Methods:  Local advisory groups were established in each community to guide project development and implementation. Project implementation focused on 3 major aspects: (1) increasing awareness of priority noise injury prevention and hearing health practices; (2) improving access to hearing health services; and (3) networking services in local communities. Area-specific training was undertaken for stakeholders to maximize local information links. Service utilization data were monitored and analysed.

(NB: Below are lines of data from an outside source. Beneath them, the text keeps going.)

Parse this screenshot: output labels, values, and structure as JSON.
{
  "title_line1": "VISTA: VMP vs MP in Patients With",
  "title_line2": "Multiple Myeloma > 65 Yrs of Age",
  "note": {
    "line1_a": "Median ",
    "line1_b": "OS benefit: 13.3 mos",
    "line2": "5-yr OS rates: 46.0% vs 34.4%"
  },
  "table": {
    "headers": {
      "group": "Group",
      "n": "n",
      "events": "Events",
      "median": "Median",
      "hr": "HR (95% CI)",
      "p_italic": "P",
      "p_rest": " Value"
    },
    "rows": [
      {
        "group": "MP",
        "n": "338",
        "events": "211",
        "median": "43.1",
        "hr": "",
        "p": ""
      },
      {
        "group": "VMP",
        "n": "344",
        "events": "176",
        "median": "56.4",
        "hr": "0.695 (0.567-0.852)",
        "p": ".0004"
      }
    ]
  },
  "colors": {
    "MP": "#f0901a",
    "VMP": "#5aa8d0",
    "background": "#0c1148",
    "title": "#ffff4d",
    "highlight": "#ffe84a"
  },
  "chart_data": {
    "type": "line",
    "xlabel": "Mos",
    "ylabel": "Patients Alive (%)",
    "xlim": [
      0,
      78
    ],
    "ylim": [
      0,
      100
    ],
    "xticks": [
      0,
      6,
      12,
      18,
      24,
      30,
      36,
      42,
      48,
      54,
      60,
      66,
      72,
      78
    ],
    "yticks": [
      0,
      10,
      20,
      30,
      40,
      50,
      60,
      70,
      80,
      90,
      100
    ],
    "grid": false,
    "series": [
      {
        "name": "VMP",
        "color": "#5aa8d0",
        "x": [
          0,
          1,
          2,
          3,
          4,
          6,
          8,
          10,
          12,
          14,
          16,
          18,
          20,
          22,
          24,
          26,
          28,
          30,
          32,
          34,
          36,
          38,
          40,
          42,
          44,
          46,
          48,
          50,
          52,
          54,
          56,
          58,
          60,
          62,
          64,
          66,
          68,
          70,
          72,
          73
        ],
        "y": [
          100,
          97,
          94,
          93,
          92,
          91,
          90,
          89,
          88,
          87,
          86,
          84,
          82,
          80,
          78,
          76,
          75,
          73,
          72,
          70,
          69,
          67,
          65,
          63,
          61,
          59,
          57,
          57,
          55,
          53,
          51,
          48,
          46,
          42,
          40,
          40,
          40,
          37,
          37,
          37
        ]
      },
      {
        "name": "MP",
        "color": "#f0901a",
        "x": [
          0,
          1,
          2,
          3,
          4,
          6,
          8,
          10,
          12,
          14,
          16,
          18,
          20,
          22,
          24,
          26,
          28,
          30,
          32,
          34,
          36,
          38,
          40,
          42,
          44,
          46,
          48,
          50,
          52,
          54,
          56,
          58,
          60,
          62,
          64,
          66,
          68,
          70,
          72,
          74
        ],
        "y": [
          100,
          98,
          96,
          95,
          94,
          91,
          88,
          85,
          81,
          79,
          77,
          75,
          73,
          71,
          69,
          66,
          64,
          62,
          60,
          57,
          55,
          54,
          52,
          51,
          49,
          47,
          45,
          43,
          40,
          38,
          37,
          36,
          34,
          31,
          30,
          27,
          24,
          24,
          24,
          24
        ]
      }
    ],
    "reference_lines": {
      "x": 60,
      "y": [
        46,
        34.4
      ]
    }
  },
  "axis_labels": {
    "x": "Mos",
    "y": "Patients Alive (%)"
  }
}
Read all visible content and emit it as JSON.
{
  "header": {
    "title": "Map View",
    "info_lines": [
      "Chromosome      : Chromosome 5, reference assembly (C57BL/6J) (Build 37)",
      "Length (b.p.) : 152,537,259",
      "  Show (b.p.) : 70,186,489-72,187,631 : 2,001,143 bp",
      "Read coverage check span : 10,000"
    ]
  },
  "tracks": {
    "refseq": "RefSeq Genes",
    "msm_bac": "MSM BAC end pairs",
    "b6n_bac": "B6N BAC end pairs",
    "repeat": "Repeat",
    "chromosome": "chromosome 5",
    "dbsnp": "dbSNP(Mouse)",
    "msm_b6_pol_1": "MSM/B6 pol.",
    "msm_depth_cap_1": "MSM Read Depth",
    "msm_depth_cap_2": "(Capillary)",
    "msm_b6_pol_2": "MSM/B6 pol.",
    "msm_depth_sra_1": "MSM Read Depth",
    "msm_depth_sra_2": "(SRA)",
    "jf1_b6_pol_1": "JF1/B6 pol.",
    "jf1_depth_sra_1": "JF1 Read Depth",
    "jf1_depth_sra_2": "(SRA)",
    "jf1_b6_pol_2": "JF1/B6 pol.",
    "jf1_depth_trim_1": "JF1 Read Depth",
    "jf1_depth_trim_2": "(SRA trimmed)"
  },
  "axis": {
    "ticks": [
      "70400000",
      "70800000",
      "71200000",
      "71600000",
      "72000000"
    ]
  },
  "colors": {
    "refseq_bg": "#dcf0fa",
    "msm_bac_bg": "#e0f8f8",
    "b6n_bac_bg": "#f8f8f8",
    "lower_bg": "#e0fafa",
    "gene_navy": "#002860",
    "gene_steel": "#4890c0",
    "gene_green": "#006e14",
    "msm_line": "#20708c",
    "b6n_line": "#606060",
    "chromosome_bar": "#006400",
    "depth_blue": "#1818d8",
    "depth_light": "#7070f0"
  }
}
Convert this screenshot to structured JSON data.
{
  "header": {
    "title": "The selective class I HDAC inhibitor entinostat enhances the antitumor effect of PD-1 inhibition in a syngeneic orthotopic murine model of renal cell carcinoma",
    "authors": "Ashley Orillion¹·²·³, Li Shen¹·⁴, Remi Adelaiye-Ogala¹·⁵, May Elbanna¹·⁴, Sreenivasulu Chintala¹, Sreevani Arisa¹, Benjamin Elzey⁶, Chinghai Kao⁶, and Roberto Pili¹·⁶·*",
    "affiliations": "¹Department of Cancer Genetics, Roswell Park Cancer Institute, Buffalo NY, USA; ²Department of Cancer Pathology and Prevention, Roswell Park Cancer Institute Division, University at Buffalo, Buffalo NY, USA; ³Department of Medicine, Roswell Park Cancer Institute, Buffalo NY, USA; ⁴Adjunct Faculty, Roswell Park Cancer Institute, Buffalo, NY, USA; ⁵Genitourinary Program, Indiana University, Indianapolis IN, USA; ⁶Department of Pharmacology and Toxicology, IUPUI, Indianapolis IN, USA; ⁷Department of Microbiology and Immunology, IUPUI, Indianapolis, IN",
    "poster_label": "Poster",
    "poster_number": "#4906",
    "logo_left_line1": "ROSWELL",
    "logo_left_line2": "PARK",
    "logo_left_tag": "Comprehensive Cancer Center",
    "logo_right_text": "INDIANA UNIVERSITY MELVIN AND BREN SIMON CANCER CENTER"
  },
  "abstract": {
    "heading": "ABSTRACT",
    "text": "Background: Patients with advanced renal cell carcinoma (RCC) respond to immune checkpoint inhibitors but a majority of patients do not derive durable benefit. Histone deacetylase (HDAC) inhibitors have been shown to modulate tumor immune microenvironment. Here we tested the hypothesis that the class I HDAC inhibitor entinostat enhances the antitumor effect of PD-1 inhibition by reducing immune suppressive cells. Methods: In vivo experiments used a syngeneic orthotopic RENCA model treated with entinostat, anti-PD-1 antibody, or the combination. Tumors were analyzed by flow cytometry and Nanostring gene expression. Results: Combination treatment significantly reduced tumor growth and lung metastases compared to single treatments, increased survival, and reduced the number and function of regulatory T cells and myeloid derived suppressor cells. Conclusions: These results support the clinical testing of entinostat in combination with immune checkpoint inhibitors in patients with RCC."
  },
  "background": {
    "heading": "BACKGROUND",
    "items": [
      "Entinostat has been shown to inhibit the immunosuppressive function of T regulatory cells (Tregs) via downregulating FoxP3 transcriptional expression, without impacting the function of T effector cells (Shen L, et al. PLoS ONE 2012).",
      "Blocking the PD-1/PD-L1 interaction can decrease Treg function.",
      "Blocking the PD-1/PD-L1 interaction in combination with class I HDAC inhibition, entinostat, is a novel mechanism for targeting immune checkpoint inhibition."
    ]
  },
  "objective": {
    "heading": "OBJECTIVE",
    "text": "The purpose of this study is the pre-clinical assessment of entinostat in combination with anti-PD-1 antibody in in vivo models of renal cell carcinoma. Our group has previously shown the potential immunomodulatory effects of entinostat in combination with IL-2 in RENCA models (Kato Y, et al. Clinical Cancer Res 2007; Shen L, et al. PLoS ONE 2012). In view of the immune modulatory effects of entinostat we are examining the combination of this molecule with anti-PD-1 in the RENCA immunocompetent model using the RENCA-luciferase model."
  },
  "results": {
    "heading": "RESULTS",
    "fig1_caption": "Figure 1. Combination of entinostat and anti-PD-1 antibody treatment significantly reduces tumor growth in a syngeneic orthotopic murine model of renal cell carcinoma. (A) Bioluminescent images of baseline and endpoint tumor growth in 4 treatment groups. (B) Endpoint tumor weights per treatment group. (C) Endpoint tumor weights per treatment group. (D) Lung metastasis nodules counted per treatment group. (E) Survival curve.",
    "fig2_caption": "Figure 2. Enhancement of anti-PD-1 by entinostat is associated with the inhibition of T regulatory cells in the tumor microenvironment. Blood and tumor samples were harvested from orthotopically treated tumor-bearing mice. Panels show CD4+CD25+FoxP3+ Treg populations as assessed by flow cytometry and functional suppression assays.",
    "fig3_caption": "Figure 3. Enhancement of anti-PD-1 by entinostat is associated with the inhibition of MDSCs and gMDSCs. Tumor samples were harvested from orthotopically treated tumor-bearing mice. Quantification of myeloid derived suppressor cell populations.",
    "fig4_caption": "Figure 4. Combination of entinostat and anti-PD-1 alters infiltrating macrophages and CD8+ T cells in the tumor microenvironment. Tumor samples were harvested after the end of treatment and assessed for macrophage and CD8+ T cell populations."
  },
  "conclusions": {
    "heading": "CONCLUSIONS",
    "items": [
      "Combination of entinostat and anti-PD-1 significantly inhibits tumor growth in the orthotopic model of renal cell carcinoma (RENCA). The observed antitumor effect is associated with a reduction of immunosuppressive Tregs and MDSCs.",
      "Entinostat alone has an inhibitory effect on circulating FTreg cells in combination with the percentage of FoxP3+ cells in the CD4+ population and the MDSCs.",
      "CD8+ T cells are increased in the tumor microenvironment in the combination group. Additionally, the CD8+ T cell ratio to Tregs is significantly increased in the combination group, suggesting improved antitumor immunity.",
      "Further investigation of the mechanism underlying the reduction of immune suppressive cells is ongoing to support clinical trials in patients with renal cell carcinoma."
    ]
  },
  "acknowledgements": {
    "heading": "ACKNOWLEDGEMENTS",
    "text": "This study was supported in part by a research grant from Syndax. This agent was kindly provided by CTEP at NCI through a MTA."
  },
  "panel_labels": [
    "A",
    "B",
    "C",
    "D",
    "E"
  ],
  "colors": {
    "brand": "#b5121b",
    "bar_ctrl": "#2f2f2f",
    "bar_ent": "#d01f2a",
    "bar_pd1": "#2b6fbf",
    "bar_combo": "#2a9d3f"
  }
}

Results:  There was variability among sites; however in general there was an increased awareness of hearing health issues by farming families and expanded opportunities for farmers to access screening services. Utilization rates of hearing services also increased markedly in one community. Local hearing health networks were strengthened by linkages to key stakeholders outside the health sector. Previously unidentified methods of promoting hearing health (eg using agricultural retail outlets that supply hearing protection equipment and are accepted by farmers as an information source) were identified and utilized.
Conclusions: Hearing health promotion with farmers in local communities can be enhanced through utilization and strengthening of local networks. Integration of hearing health initiatives with other agencies already working with farming families will be important in developing and enhancing long-term sustainable outcomes. Continued work at a national level to assist in stimulating local action will be required to build on the potential gains in reducing noise injury in the farming community.

Key words:  agriculture, Australia, farming, hearing health, noise injury.